Teaching and learning norms: Teaching and learning norms include what is taught and how it is learned. Like operating norms, teaching and learning norms include a wide range of programs, policies, and procedures, and all can be powerfully aligned to root beliefs and core values and used to advance the school community’s shared purpose.
Stories and communication: In many ways, the role of the school leader is to imagine a better future for the school community, and then bring that vision to life, in part by telling stories and communicating with families, students, and community stakeholders about the school in ways that integrate root beliefs and core values. Beliefs and values can be transmitted in nearly every communication, such as weekly newsletters that include stories of community members who exemplify the beliefs or values, prayer at faculty meetings that develops a deeper sense of how the beliefs and values are grounded in the teachings of the Church, and more.
Physical space and artifacts: The “look and feel” of a school may seem like a superficial way to judge a school’s quality, but it is how many visitors will evaluate school culture. Whether intentional or incidental, everything hanging on a wall in a school carries a message, and every physical space can be considered an opportunity to transmit beliefs and values to the children who will pass that spot or stare at that wall for 180 days.
Students and teachers who share beliefs and a common purpose also design banners, adopt slogans, and rally around mascots and symbols that serve as reminders of their shared identity and belief. These artifacts are not just products of culture; their constant presence reinforces and shapes culture. So artifacts like school logos, mascots, and statuary can and should be selected, designed, and incorporated into ritual to transmit beliefs powerfully.
The work to discern root beliefs and shared purpose, and to align culture carriers with those north stars, requires the buy-in of a whole community in an ongoing process. When children engage in a set of actions anchored in shared root beliefs and core values that are in turn grounded in the faith for 180 days each year from kindergarten through eighth grade, they can develop habits of mind and body that will become virtues for life.

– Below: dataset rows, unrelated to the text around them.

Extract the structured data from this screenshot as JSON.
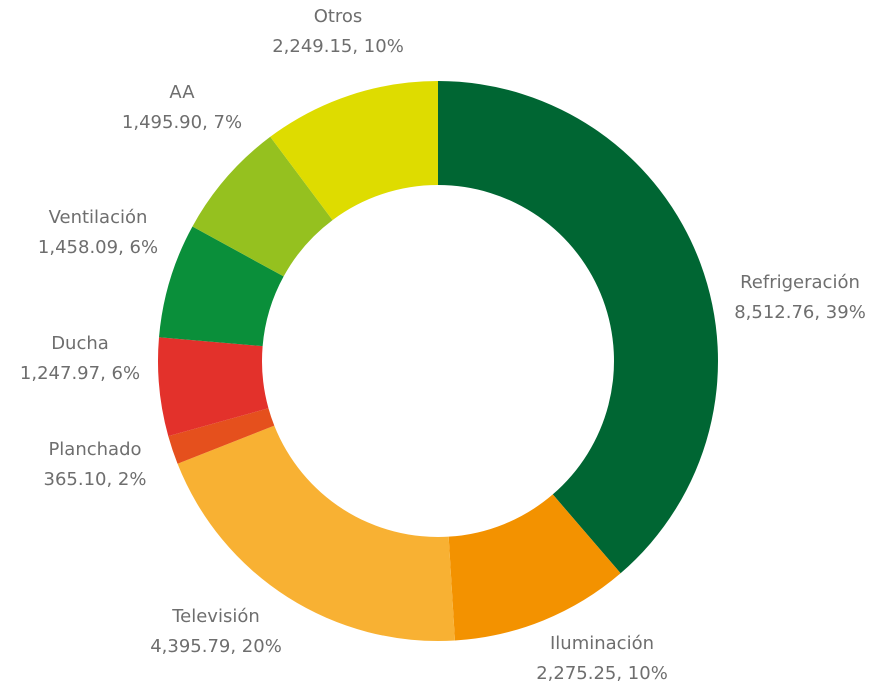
{
  "chart_data": {
    "type": "donut",
    "categories": [
      "Refrigeración",
      "Iluminación",
      "Televisión",
      "Planchado",
      "Ducha",
      "Ventilación",
      "AA",
      "Otros"
    ],
    "values": [
      8512.76,
      2275.25,
      4395.79,
      365.1,
      1247.97,
      1458.09,
      1495.9,
      2249.15
    ],
    "value_labels": [
      "8,512.76, 39%",
      "2,275.25, 10%",
      "4,395.79, 20%",
      "365.10, 2%",
      "1,247.97, 6%",
      "1,458.09, 6%",
      "1,495.90, 7%",
      "2,249.15, 10%"
    ],
    "colors": [
      "#006633",
      "#f39200",
      "#f8b133",
      "#e5501d",
      "#e3312b",
      "#0a8f3a",
      "#95c11f",
      "#dedc00"
    ]
  }
}
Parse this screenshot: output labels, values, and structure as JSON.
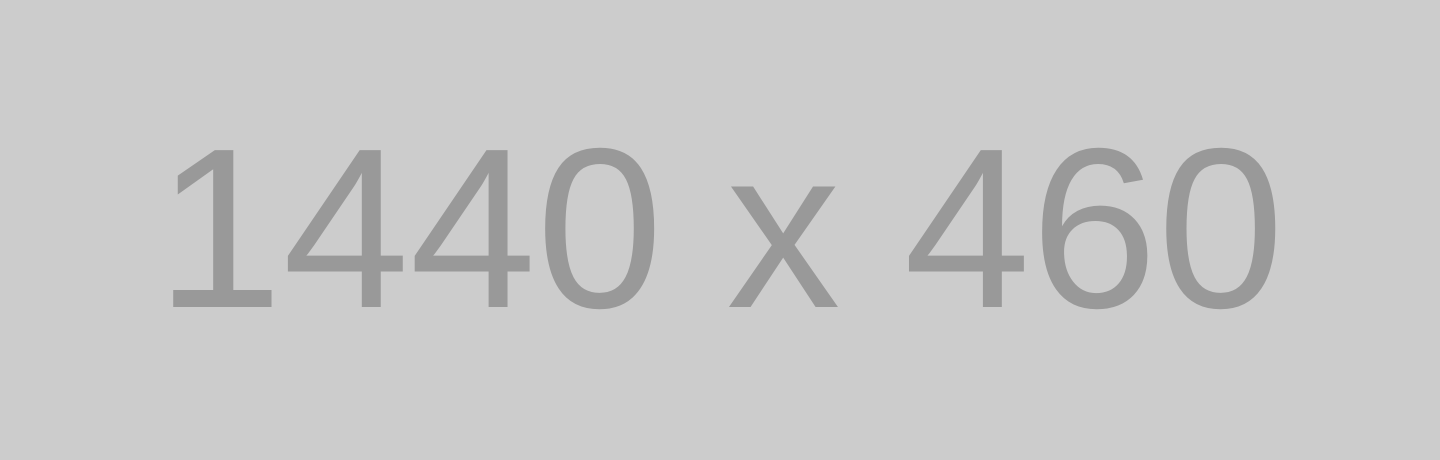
{
  "placeholder": {
    "label": "1440 x 460"
  },
  "colors": {
    "background": "#cccccc",
    "text": "#999999"
  }
}
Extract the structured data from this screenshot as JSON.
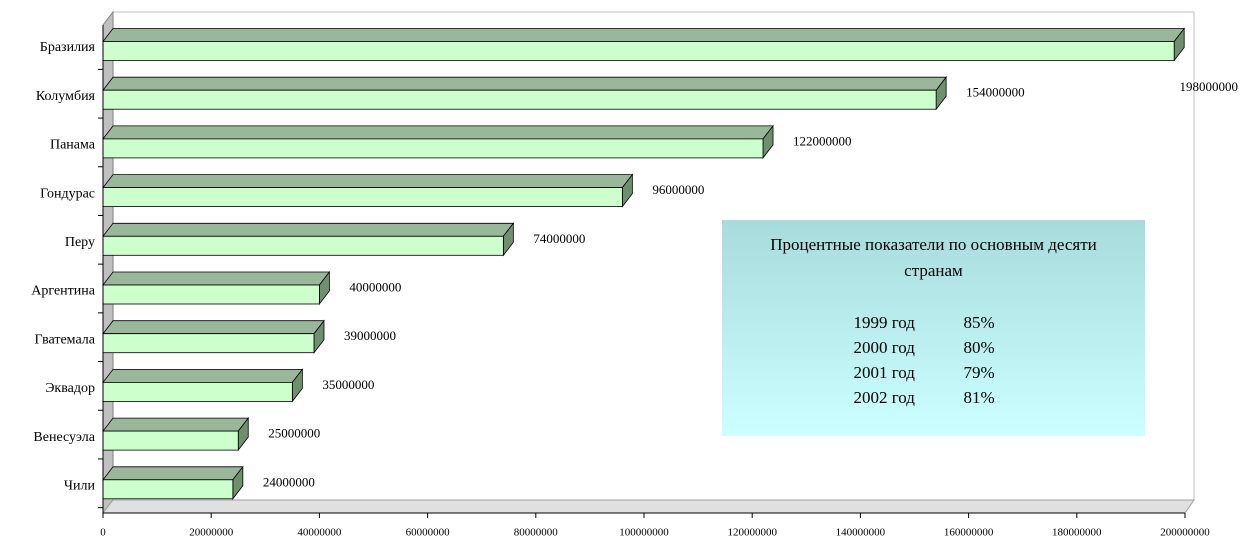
{
  "chart_data": {
    "type": "bar3d_horizontal",
    "categories": [
      "Бразилия",
      "Колумбия",
      "Панама",
      "Гондурас",
      "Перу",
      "Аргентина",
      "Гватемала",
      "Эквадор",
      "Венесуэла",
      "Чили"
    ],
    "values": [
      198000000,
      154000000,
      122000000,
      96000000,
      74000000,
      40000000,
      39000000,
      35000000,
      25000000,
      24000000
    ],
    "colors": {
      "front": "#ccffcc",
      "top": "#99b899",
      "side": "#6f8f6f"
    },
    "xlim": [
      0,
      200000000
    ],
    "xticks": [
      0,
      20000000,
      40000000,
      60000000,
      80000000,
      100000000,
      120000000,
      140000000,
      160000000,
      180000000,
      200000000
    ],
    "annotation": {
      "title": "Процентные показатели по основным десяти странам",
      "rows": [
        [
          "1999 год",
          "85%"
        ],
        [
          "2000 год",
          "80%"
        ],
        [
          "2001 год",
          "79%"
        ],
        [
          "2002 год",
          "81%"
        ]
      ]
    }
  }
}
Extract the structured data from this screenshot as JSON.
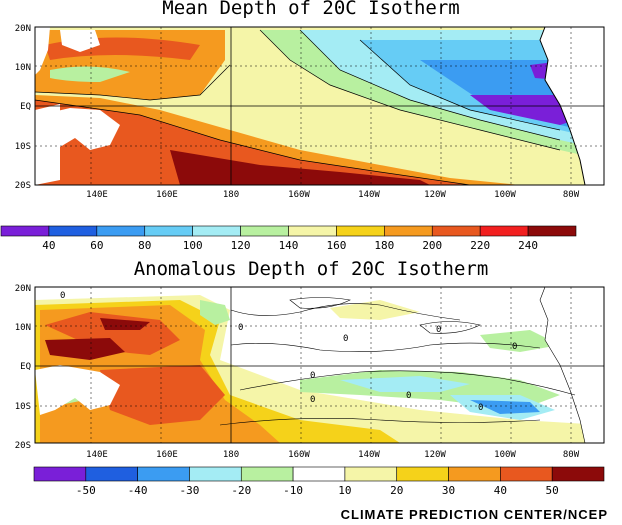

In the Partnership Schools families depend on us not just to transmit knowledge and skills critical for academic formation, but also to form souls. Because we focus on forming intentional connections between specific, daily activities and abstract, eternal beliefs and values, our students do not receive just a “values-based education.” Instead, they are formed to live out the Gospel and to flourish in concrete, comprehensible, and age-appropriate ways from the first days of the earliest grades through early adolescence, and thus are prepared to be citizens and leaders in this life and saints in the next.